Lee originally landed at Tennessee in college, but was kicked off the team after he was charged with a DUI. He moved on to Marshall, where he got into a fight with a teammate. By Blair's account, Smith's free fall was halted due to the presence of his wife and children.
Smith aspiration is to be the presence that helps other troubled youth headed in the wrong direction.
"Listen, man. I'm lucky to be alive," Smith said. "From the way I acted when I was 15 years old through 19, when I got kicked out of Tennessee -- I didn't have a Lee Smith. I had a dad who was an alcoholic, who beat me because he was having a bad day, or beat my little brothers. I was lucky to not end up in a ditch or dead. I didn't have any guidance. I hope I can give guidance to others.
"Look, man. Some kids hit mute on their own parents. I played 11 years in the NFL and might be someone they'll listen to when they're acting up. Boys are idiots at that age. I want to help them through it. These kids will be driving to the gym from my hometown, from the same neighborhoods that I grew up in, driving the same backroads I drove on. That definitely means something to me. Every time I talk to a high school coach or team from back home, I tell them I played on the same fields. If I would've had what I'm offering these kids, it would've changed my life."
Triple F, described as equal parts athletic performance center and sanctuary for troubled youth, will offer the platform for Smith to change lives as he moves on from his playing days.
Over the course of his career, Smith played in 149 games with 79 starts, 73 receptions, 523 yards receiving and 11 touchdowns. Statistics weren't what Smith was about, though.
He was very much an old-school blocking tight end.
His 2021 campaign, his first and only with the Falcons, saw him tally nine receptions for 65 yards and a touchdown. That final touchdown came in Week 3 on a game-tying, 1-yard catch from Matt Ryan.
His final game will stand as the Falcons' 2021 finale, a loss against the rival Saints.

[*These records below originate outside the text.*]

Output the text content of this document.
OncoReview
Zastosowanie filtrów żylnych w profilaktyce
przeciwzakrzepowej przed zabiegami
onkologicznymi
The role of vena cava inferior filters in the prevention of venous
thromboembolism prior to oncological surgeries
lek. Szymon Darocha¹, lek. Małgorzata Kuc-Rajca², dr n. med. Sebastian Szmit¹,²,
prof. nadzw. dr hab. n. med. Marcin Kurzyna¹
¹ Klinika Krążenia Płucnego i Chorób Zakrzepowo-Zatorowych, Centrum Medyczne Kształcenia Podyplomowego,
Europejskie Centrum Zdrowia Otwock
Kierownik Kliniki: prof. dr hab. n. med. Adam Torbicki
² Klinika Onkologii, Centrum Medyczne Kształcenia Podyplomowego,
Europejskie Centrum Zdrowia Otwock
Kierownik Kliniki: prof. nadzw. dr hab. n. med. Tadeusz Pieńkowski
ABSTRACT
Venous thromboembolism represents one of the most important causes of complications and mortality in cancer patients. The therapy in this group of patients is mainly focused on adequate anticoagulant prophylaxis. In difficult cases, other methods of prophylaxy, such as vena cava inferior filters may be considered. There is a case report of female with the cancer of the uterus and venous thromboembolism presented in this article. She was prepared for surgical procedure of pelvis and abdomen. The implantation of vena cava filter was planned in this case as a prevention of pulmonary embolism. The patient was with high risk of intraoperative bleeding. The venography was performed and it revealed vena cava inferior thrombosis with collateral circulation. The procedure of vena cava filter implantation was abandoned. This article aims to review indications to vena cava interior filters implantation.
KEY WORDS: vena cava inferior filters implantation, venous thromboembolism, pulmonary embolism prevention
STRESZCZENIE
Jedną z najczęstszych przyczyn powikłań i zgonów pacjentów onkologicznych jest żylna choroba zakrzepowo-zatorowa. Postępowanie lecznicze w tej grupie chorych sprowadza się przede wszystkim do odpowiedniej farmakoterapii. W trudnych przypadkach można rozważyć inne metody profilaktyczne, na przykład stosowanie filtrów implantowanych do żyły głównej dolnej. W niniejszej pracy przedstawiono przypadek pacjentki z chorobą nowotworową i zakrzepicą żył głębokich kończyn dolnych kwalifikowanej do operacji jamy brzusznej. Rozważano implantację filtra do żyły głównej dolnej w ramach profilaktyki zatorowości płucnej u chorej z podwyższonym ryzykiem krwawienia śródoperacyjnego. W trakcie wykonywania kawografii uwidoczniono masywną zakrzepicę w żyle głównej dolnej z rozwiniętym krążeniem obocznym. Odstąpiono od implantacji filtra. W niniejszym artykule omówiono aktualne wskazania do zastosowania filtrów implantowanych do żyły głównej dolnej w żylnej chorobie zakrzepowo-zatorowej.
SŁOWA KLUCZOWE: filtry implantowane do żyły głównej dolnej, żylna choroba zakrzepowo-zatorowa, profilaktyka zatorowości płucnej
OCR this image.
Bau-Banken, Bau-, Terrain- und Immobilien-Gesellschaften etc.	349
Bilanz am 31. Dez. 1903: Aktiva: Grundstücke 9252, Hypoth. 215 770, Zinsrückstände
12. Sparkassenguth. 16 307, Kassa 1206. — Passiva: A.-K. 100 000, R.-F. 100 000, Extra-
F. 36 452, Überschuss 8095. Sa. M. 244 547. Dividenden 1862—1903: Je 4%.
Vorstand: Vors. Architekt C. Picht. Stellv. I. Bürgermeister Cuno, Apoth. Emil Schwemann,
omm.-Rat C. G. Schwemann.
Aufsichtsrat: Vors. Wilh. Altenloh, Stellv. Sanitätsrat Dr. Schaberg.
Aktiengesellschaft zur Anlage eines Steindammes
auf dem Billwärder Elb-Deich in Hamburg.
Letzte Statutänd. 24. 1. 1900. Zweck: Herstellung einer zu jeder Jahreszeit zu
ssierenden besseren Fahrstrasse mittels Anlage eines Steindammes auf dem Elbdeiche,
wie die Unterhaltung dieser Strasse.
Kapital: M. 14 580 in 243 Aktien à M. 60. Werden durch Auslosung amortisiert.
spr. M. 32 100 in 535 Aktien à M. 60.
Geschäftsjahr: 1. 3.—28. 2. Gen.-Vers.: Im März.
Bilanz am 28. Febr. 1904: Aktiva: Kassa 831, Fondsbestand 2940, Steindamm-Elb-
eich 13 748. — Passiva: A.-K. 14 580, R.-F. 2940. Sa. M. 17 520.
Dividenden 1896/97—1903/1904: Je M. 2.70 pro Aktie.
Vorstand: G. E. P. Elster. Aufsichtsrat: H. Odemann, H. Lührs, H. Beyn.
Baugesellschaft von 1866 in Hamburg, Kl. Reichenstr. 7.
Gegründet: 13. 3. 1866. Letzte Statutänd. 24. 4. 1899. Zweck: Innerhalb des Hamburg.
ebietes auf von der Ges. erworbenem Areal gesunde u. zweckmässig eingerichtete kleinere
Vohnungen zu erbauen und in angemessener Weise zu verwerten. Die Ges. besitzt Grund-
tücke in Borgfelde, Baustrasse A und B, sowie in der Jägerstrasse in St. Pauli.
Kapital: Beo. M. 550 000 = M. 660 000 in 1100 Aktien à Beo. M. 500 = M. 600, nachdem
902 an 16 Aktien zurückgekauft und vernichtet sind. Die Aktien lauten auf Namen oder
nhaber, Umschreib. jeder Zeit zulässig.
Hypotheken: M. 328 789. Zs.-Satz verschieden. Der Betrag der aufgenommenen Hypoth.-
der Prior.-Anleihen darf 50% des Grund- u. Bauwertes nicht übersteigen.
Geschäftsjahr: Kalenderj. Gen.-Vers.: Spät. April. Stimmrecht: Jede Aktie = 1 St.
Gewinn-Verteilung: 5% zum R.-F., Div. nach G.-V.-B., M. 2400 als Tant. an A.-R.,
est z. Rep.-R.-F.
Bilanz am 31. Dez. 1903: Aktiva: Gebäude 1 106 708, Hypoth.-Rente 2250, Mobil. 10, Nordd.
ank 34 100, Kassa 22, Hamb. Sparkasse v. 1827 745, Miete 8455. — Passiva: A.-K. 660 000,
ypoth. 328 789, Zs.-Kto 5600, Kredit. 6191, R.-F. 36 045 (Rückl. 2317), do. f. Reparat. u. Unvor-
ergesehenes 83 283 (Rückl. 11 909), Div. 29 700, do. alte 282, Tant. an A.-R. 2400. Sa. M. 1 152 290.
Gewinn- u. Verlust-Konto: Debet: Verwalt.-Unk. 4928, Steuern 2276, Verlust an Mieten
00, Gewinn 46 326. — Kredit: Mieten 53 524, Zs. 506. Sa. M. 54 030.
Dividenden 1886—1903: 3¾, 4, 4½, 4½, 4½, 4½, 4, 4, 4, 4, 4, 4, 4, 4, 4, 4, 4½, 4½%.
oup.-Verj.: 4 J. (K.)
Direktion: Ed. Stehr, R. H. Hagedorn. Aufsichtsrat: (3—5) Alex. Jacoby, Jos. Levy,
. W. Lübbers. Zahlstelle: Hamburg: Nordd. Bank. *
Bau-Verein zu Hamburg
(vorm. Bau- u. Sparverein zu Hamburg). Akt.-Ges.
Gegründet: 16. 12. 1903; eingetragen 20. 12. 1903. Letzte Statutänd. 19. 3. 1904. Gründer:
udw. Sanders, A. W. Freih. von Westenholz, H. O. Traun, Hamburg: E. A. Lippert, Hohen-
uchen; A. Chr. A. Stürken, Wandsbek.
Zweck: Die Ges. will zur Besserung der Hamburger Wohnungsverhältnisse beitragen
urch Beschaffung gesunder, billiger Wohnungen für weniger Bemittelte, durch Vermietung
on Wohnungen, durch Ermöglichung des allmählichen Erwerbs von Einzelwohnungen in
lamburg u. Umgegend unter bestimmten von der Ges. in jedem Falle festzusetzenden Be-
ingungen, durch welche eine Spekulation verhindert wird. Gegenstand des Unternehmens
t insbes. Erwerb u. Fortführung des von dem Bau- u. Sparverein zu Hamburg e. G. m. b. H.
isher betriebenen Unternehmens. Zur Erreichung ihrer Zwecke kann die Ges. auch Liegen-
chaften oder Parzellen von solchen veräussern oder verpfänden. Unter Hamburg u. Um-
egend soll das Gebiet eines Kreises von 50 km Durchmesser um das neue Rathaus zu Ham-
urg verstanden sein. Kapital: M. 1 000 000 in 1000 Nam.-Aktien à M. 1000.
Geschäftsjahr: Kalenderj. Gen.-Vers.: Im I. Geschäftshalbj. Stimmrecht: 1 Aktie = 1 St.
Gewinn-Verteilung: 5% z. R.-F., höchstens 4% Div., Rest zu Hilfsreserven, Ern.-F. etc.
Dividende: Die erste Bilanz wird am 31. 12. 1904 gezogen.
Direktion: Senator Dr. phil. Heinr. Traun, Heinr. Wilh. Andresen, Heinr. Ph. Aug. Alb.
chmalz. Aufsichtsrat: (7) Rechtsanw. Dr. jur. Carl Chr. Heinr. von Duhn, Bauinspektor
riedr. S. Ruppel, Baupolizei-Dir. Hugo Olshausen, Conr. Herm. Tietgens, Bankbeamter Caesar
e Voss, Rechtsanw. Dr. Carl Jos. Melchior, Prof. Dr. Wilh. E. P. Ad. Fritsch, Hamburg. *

"Walking off the field [for the last time], I thought it was going to be bittersweet," Smith said. "It was just sweet."
Having played for three NFL teams, Smith has logged plenty of miles. Now, he's returning home, retiring from the NFL, but opening a new chapter in life in which he hopes his contributions will lead to success for others, very much like his role when he was a Bill, Raider and Falcon.